Australia’s A$2 trillion ($1.5 trillion) economy expanded by a larger-than-expected 3.1% in the December quarter, clocking its fastest ever back-to-back quarterly rises. Job growth has been sturdy while retail sales are going strong too.
“These better-than-expected outcomes are very welcome news,” the Reserve Bank of Australia’s (RBA) governor, Philip Lowe, said in a speech in Sydney.
“However, they do not negate the fact that there is still a long way to go and that the Australian economy is operating well short of full capacity.”
The remarks come as financial markets begin pricing in rate hikes on the back of strong economic data and optimism about successful coronavirus vaccine rollouts.
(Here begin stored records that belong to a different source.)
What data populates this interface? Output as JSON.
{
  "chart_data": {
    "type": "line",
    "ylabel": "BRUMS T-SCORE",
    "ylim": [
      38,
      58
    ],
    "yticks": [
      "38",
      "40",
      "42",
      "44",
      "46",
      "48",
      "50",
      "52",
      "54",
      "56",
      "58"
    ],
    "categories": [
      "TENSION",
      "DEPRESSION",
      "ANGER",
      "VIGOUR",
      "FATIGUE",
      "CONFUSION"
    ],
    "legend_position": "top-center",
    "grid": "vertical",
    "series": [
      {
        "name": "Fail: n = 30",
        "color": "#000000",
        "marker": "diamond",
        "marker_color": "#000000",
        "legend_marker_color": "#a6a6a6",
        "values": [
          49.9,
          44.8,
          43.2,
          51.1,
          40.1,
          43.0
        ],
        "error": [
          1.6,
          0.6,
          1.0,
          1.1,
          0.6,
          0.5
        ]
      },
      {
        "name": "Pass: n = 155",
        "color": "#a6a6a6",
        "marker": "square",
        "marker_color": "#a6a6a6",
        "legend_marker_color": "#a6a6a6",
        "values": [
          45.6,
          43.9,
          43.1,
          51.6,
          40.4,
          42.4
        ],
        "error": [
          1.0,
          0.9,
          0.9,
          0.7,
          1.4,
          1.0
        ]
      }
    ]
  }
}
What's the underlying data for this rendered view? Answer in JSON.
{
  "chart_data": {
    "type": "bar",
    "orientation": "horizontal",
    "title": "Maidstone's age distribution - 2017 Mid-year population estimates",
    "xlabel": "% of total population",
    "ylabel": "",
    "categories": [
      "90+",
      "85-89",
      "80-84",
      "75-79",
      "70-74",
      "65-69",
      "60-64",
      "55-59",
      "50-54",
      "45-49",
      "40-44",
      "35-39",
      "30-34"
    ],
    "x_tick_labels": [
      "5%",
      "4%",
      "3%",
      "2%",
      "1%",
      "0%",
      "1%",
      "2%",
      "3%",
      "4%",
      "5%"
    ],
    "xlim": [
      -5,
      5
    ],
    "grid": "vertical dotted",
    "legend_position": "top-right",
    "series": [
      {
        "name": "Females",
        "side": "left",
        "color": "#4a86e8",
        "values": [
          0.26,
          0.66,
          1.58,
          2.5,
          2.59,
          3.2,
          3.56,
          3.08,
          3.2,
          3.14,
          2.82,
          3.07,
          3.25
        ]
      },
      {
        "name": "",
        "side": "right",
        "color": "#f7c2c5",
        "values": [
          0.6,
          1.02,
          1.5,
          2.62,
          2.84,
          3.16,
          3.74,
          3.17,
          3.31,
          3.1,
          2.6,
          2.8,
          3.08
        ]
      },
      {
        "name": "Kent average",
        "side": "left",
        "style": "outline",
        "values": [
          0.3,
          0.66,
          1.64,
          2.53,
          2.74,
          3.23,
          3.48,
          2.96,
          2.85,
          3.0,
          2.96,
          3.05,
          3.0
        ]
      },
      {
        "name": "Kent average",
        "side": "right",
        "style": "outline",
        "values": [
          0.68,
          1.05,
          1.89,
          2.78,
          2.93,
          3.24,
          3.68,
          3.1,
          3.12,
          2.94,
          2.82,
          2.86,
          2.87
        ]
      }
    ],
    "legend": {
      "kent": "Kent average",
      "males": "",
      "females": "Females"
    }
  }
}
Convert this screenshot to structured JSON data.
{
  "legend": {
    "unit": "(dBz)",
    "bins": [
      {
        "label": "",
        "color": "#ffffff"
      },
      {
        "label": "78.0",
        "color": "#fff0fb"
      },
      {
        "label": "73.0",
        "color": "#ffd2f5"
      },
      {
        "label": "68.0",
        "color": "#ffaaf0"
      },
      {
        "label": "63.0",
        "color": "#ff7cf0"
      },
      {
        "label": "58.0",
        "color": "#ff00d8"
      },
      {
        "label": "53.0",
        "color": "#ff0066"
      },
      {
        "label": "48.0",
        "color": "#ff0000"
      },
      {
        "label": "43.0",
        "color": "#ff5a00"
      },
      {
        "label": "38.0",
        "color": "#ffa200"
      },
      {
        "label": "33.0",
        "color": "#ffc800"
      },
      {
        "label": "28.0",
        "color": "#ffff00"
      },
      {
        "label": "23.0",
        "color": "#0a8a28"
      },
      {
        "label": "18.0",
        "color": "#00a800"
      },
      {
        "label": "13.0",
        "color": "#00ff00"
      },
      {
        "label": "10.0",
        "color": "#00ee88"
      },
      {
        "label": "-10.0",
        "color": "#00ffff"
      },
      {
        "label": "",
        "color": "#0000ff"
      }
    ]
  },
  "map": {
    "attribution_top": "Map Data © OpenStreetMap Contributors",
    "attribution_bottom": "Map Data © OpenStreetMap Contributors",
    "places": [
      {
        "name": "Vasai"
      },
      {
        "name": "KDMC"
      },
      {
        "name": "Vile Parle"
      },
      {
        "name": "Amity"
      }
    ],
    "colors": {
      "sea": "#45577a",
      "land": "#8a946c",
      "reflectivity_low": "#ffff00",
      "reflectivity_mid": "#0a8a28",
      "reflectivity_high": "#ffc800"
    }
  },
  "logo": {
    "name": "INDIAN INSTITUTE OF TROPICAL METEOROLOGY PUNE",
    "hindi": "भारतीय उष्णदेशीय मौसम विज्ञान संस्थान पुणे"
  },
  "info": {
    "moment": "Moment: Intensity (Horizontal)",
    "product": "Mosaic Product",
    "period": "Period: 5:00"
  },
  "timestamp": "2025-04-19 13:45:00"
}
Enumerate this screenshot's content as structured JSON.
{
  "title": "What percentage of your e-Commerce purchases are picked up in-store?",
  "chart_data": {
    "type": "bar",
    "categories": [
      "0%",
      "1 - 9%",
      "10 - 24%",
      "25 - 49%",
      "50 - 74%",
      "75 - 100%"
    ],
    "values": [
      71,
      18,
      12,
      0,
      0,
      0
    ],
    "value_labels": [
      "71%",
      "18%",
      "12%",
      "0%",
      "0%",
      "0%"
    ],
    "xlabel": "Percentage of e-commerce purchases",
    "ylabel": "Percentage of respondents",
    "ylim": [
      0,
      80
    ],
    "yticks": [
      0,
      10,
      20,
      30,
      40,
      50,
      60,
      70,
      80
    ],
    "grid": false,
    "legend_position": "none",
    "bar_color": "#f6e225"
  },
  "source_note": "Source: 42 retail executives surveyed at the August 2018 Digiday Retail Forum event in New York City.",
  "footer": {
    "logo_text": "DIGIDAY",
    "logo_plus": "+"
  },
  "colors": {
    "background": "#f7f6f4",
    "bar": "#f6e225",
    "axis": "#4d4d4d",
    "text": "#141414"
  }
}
Lowe noted the recent surge in Australian bond yields that were boosted by expectations of possible increases in the cash rate as early as late next year, saying, “This is not an expectation that we share.”
Even so the policymaker said, “The economy was now within a striking distance of its pre-pandemic output.”
On the other hand, In the view of the analysts at Morgan Stanley, the US economic growth is likely to return to the pre-coronavirus pandemic level by the end of this month.
Market sentiment turns slow after the previous day’s optimism surrounding America’s $1.9 trillion relief bill. The same seems to have favored the US dollar to consolidate recent losses while also restricting the US 10-year Treasury yields around 1.53%.